Authorities assess and determine if there should be a penalty for the businesses that infringed the GDPR by following the key criteria in Article 83. Here's a list of the ten key standards for penalty assessment:

  • The nature and severity of the case, i.e., the number of individuals affected by the infringement, the reason behind it, and the timeframe in which the case was resolved
  • Premeditation and intention to infringe the GDPR or the infringement occurred because of oversight or neglect
  • Examination and assessment of whether the infringing party took steps to reduce the harm experienced by those affected
  • Procurement and technical safeguards that the businesses have already undertaken to comply with the specific GDPR requirements
  • Prior infringements, both under the GDPR and the Data Protection Directive
  • Cooperation and coordination with supervisory bodies to identify and address the breach
  • Data type that was impacted by the breach
  • Initiative to inform the supervisory body about the infringement
  • Adherence to recognized conduct guidelines or prior certification
  • Additional considerations, such as any financial gains or losses prevented due to the violation

Summary

The GDPR has transformed how data privacy for EU citizens is handled.

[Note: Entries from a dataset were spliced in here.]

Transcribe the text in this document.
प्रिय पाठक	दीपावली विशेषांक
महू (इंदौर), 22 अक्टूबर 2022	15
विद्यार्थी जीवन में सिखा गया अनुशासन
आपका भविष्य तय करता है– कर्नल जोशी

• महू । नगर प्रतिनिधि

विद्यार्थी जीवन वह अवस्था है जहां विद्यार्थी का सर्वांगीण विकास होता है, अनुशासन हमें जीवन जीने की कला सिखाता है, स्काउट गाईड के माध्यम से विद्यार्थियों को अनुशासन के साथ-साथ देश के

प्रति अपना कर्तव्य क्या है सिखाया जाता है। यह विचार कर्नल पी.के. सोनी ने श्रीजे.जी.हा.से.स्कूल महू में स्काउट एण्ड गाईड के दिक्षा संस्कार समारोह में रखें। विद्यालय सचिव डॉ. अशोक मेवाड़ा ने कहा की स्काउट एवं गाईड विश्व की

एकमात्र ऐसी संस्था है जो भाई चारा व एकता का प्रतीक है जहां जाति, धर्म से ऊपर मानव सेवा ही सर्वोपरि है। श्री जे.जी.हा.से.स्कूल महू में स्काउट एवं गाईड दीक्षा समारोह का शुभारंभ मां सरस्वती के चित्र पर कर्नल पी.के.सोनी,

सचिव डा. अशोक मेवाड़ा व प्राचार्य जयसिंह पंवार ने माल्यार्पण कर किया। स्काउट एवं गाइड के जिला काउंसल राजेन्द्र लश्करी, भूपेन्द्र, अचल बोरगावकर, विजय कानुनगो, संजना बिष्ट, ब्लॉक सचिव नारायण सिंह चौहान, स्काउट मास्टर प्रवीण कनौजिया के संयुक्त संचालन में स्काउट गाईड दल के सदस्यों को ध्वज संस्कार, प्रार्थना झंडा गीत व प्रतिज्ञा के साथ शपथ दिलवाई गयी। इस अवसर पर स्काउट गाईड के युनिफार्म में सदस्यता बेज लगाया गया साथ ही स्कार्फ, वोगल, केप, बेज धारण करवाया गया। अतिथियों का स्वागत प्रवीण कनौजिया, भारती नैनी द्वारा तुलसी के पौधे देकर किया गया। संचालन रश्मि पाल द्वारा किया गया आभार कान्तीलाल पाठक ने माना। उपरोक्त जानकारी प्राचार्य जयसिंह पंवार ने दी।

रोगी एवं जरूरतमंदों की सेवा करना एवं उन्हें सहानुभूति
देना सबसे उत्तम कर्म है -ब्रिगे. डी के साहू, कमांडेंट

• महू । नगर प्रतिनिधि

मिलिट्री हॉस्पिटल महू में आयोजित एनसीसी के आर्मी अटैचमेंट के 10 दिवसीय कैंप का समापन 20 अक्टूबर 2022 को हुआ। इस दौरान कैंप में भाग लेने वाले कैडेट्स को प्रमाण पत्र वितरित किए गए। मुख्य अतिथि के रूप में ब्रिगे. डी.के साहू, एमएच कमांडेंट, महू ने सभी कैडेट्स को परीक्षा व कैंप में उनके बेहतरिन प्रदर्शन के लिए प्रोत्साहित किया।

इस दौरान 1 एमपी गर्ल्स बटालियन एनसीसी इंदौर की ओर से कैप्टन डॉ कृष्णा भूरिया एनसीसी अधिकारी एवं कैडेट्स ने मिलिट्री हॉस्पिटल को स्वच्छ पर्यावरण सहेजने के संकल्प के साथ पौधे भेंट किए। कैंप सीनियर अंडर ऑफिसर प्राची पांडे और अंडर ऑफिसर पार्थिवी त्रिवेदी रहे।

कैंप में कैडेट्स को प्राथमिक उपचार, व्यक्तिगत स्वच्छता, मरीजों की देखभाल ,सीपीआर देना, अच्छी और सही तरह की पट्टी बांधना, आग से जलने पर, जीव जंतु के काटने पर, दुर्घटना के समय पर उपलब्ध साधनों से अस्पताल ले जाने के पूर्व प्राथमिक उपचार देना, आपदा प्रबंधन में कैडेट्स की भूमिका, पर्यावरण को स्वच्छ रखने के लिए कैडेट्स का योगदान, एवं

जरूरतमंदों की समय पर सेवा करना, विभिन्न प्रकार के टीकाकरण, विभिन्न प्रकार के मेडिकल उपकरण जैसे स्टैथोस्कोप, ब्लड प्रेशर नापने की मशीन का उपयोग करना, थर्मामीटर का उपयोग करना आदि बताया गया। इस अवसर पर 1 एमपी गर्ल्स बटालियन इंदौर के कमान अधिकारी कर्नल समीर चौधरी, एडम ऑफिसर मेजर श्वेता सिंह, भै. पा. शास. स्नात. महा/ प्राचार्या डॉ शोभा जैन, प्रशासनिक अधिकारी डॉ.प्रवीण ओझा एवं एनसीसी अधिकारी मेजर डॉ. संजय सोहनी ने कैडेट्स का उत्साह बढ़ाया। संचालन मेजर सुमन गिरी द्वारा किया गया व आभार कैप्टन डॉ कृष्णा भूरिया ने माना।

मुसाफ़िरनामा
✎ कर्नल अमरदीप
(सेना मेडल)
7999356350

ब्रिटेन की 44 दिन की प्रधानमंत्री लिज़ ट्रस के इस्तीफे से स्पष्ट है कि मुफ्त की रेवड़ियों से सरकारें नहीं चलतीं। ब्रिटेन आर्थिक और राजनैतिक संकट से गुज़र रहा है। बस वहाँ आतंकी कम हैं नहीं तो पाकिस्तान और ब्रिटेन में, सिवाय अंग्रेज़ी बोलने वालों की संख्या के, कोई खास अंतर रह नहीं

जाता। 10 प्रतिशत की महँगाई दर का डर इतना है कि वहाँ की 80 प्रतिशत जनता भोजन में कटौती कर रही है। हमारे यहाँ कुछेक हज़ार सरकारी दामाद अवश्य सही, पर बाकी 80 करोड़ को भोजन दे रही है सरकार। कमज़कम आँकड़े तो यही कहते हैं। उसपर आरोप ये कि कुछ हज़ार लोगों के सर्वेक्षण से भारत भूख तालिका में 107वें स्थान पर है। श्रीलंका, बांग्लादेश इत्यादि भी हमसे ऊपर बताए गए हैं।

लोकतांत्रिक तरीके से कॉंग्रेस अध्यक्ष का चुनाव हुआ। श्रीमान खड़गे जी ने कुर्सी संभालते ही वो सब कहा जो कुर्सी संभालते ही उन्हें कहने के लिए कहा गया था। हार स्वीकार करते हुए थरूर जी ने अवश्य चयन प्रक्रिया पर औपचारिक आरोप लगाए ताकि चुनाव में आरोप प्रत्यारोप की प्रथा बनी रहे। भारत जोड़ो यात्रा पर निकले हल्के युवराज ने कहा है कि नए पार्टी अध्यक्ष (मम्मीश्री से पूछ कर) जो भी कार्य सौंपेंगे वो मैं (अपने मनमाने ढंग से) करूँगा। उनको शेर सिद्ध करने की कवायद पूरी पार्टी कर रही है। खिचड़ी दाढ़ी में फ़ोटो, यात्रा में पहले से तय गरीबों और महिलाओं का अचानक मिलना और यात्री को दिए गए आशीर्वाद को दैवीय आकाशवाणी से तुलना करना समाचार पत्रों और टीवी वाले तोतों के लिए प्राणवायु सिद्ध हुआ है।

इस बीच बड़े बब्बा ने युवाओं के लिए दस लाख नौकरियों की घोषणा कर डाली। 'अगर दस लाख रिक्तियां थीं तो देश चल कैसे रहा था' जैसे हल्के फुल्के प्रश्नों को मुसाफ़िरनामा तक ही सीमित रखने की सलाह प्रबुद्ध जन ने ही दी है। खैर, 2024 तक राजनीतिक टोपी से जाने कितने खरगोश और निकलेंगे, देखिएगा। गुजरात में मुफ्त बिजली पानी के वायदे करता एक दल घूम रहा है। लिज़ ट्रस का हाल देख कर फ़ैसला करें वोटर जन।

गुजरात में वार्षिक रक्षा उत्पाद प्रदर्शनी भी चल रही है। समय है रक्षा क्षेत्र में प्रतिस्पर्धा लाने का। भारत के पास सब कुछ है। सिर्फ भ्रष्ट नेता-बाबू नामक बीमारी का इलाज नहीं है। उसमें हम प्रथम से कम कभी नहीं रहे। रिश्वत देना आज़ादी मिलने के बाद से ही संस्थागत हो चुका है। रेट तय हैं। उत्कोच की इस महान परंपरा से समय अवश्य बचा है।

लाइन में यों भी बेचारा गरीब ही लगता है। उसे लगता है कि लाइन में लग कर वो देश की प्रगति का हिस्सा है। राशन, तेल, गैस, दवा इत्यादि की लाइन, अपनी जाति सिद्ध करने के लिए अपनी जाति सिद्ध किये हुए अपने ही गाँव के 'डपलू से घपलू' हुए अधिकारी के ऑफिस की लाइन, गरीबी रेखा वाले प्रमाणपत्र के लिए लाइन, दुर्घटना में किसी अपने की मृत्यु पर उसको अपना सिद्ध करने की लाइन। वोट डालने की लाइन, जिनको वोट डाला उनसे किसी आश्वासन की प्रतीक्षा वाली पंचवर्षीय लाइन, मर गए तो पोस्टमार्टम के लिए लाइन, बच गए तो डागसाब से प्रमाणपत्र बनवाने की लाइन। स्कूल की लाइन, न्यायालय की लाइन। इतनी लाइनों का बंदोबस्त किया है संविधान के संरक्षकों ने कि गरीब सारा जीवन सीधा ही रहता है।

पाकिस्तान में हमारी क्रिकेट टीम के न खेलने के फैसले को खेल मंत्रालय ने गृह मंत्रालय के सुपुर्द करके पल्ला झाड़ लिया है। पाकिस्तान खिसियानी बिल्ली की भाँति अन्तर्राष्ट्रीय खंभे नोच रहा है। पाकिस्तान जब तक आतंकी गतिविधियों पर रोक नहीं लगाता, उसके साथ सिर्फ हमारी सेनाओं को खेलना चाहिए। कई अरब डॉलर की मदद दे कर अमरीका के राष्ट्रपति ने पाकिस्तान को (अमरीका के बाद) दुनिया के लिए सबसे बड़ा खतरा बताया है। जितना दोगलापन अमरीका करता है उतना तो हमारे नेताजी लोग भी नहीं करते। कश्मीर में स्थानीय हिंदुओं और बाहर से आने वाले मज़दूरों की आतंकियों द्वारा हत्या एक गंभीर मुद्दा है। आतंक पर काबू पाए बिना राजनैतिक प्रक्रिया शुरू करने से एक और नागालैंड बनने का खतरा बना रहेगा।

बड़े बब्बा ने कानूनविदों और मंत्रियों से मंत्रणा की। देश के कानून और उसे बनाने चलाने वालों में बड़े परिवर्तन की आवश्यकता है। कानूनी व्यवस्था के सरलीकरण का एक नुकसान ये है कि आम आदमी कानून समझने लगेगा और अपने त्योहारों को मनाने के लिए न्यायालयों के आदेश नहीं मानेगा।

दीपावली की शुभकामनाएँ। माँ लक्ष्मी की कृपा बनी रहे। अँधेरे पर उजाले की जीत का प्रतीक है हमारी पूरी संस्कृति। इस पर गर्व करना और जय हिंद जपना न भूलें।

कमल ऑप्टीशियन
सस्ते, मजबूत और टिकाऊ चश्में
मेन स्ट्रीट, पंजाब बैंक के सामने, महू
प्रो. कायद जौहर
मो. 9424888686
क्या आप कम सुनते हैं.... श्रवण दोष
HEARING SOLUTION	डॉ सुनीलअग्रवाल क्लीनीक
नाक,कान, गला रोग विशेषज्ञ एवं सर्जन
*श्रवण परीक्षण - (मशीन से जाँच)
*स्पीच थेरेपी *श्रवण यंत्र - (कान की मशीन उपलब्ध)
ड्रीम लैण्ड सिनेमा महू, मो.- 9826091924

The regulation ensures that each EU individual has control of their data while worldwide organizations adopt transparent, secure, and ethical data handling practices. GDPR Compliance is a global priority as it applies to organizations located within and outside of the EU.

To comply with the GDPR, businesses must understand their data flows, identify lawful processing bases, implement robust security measures, and uphold data subject rights.

The severe penalties for non-compliance highlight how important it is for organizations to align all their operations with GDPR requirements. By setting high standards and severe penalties, The GDPR encourages organizations to handle customer data transparently and take accountability for their actions.